The association Libre Pensée de Charente-Maritime is demanding, in the name of secularism, the removal of the religious symbol.
Newsroom (07/03/2022 10:45 AM, Gaudium Press) It seems that Catholic France continues to be a nuisance…
A Statue of Our Lady located in the public space of La-Flotte-en-Ré, in the Charente-Maritime district of southwestern France, in the region of New Aquitaine, will have to be removed. This is what the Administrative Court of Poitiers decided this Thursday, March 3, to the chagrin of many residents, after the Association Libre Pensée (Free Thought) of Charente-Maritime filed a lawsuit demanding the removal of the image.
In defense of secularism, this association invoked the 1905 law on the separation of Church and State, which prohibits the installation of a monument of a religious nature in a public place.
“We respect the absolute freedom of conscience, but the law has to be respected. It is a logical decision,” insists Claude Biardeau, president of Libre Pensée de Charente-Maritime.
The municipality of La Flotte-en-Ré will have to remove the image “illegally erected in its public domain” and “within six months,” the court decreed.

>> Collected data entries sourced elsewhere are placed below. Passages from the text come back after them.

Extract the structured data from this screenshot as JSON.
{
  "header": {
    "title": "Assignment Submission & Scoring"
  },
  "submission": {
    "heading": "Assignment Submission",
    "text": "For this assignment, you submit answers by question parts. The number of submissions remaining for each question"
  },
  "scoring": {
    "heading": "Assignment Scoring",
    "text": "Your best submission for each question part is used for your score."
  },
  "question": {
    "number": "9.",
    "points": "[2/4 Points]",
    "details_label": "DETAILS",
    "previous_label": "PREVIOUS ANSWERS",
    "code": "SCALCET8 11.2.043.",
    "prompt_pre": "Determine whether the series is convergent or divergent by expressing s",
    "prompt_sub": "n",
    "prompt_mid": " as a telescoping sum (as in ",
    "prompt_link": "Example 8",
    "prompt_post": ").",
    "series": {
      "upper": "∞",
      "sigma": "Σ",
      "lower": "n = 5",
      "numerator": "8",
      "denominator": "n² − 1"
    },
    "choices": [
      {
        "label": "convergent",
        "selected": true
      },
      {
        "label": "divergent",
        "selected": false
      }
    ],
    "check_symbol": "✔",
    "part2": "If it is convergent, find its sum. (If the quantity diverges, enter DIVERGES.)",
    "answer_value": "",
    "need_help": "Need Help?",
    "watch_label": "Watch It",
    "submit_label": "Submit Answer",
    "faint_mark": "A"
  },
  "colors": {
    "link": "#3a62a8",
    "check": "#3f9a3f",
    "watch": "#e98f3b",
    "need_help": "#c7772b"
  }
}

Initially, this image of Our Lady was erected on a private site by a family to give thanks for the return of their living relatives after World War II. In the 1980s, the image was installed at a new intersection at the entrance of the city.
Thus, the image ended up in the public domain with the approval of Léon Gendre, the “very secular” former mayor of La Flotte-en-Ré.
The case would have ended there if not for an accident by a driver who hit the image in May 2020. Reduced to pieces, the image was rebuilt identically and reinstalled in the same place by the mayor’s decision.
“The population is unanimous in considering that the image is part of a historical heritage, in the same way as a statue of a king or Napoleon,” stressed Mayor Jean-Paul Héraudeau, who does not rule out the possibility of appealing the decision.
For their part, the residents have mobilized to prevent the removal of the image through a petition that has already collected about 6,600 signatures.